Reste la question de l'assiette et des exemptions. La taxe ne touche pas à l'uranium, mais seulement au carbone. Elle ne corrige pas les pics de consommation en régime de pointe, et risque d'inciter les ménages à s'équiper en appareils de chauffage électrique. Ceux-ci risquent d'être confrontés à une hausse du prix du kilowattheure, que l'avènement de l'automobile électrique de masse contribuera à stimuler. Il est un objectif que la taxe va manquer : celui de l'efficacité énergétique. Idéalement, il aurait fallu, selon la proposition portée par l'association Négawatt, fonder son assiette sur trois composantes complémentaires : la consommation d'énergie finale ; le rendement de la chaîne énergétique ; un coefficient d'externalité et de durabilité environnementale exprimant, selon le type de ressource énergétique, les émissions de CO2, la génération de déchets toxiques, les risques sanitaires (pollutions, contamination) ou sécuritaires (accidents, terrorisme, prolifération de matières dangereuses)… Une proposition examinée dans le cadre des premières tables rondes du Grenelle de l'environnement, mais pour l'heure enterrée.
La multiplication des exemptions, d'ores et déjà consenties aux agriculteurs, aux pêcheurs et aux routiers, et revendiquée par une myriade d'acteurs, des habitants de l'île de Sein en Bretagne aux producteurs de luzerne de Champagne-Ardenne, ne peut qu'affaiblir la taxe en réduisant son assiette comme peau de chagrin. ''19 millions de cas particuliers !'', s'exclame Jean-Louis Borloo devant la Commission des affaires économiques de l'Assemblée nationale. Impossible de faire une taxe sur mesure, il faut raisonner à moyen terme : plus les solutions de substitution se développeront, plus la taxe sera acceptable, plus son prix augmentera, plus les compensations seront élevées. Fondamentalement, il s'agit bien d'un arbitrage entre bien public (le climat, l'énergie) et bien privé (le pouvoir d'achat). Un arbitrage qui a fait ses preuves en Suède où l'on se chauffe au bois et où l'on circule au biogaz grâce à une taxe carbone à 100 €, tout en ménageant le climat... En tout état de cause, l'acceptabilité de la taxe carbone est une question de mise en perspective et de focale. Elle fera ses preuves au long cours.

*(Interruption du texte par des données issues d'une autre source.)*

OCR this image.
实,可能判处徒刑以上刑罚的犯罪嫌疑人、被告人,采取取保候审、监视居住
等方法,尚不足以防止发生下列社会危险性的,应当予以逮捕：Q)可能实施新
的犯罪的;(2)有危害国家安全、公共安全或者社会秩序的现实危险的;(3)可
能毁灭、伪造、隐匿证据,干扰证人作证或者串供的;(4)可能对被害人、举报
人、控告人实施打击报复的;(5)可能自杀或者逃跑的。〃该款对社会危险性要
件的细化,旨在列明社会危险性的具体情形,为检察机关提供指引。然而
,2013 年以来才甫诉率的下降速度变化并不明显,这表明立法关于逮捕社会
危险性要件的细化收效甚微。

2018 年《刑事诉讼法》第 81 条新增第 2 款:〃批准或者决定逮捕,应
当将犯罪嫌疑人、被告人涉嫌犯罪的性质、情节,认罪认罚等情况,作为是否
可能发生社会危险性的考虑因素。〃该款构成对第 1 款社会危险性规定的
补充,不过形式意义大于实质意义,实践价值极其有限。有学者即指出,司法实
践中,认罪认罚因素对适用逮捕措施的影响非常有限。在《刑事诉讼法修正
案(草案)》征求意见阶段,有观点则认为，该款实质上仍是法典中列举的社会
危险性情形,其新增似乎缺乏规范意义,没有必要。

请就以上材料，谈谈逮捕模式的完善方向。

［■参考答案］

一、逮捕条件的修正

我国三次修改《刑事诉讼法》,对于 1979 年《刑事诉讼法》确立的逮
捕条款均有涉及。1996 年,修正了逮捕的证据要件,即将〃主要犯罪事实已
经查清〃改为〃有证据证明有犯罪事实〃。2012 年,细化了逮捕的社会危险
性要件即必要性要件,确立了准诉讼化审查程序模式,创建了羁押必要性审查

C'est aussi en Suède, la semaine dernière à Göteborg, qu'a été lancée par la présidence suédoise de l'UE la proposition d'instaurer une taxe carbone européenne. La taxe carbone européenne concernerait toutes les activités, comme les transports et l'agriculture qui ne sont pas couverts par le mécanisme d'échange des quotas d'émissions de CO2, par le biais d'une révision du cadre communautaire concernant la fiscalité sur l'énergie. La politique est aussi une affaire de mimétisme. La France se lance dans la taxe carbone, d'autres pays y sont déjà assujettis en Europe, une masse critique devient possible.